Octo-fish
Edited from the
Daily Mail Reporter
24th October 2009
According to the experts, this is the world's first recorded octo-fish.
The starfish has a remarkable ability to regenerate lost arms, sometimes growing two where there was one, meaning that six armed creatures are not unheard of, but this starfish was born with eight arms.
A normal starfish has a central disc which is effectively the creature's control centre, housing its mouth, stomach, a specialised water pump, and all its essential organs.
Star attraction: The giant eight-legged creature below a regular five-limbed starfish.
This spiny starfish has not one disc but two, fused together in a figure-of-eight shape.
Like human conjoined or Siamese twins, he could be the product of a single egg and sperm which failed to separate properly early in the process of development.
Douglas
Herdson, a Plymouth-based marine fish biologist, said: 'I think it's
probably conjoined twins. It is quite feasible that it is a conjoined
twin due to the first fertilised egg not completely separating. I have never heard of one before.'
He appears to be in perfect health and at ten inches in diameter, is bigger than the average specimen and was caught in a crabpot.

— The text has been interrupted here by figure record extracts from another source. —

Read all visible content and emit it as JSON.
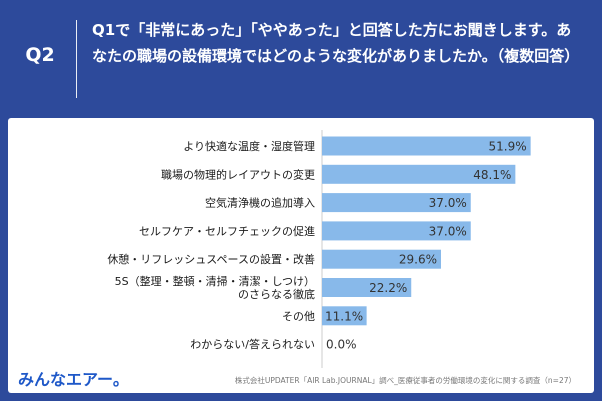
{
  "header": {
    "q_number": "Q2",
    "question": "Q1で「非常にあった」「ややあった」と回答した方にお聞きします。あなたの職場の設備環境ではどのような変化がありましたか。（複数回答）"
  },
  "footer": {
    "logo": "みんなエアー。",
    "source": "株式会社UPDATER「AIR Lab.JOURNAL」調べ_医療従事者の労働環境の変化に関する調査（n=27）"
  },
  "colors": {
    "bar": "#88b9ea",
    "header_bg": "#2d4a9b",
    "logo": "#1e58c8"
  },
  "chart_data": {
    "type": "bar",
    "orientation": "horizontal",
    "categories": [
      [
        "より快適な温度・湿度管理"
      ],
      [
        "職場の物理的レイアウトの変更"
      ],
      [
        "空気清浄機の追加導入"
      ],
      [
        "セルフケア・セルフチェックの促進"
      ],
      [
        "休憩・リフレッシュスペースの設置・改善"
      ],
      [
        "5S（整理・整頓・清掃・清潔・しつけ）",
        "のさらなる徹底"
      ],
      [
        "その他"
      ],
      [
        "わからない/答えられない"
      ]
    ],
    "values": [
      51.9,
      48.1,
      37.0,
      37.0,
      29.6,
      22.2,
      11.1,
      0.0
    ],
    "value_labels": [
      "51.9%",
      "48.1%",
      "37.0%",
      "37.0%",
      "29.6%",
      "22.2%",
      "11.1%",
      "0.0%"
    ],
    "xlim": [
      0,
      100
    ],
    "grid": false
  }
}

In fact, his extra limbs could be an advantage at mealtimes, as they should make it easier to grab and prise open tasty mussels.
The spiny starfish, named after the lines of bulbous spines that run along each arm, it is one of the most voracious members of the starfish family and feeds on a variety of both living and dead food including fish, shellfish, molluscs and other starfish.
It lives on the rocky seabed at depths up to 600ft and is found in the Atlantic, the English Channel and the North Sea.
Starfish use the power of hydraulics to move the hundreds of tiny sucker feet which line the bottom of each arm.
Some eat prey which is too large by pushing their stomach out of their mouth and swallowing the food whole.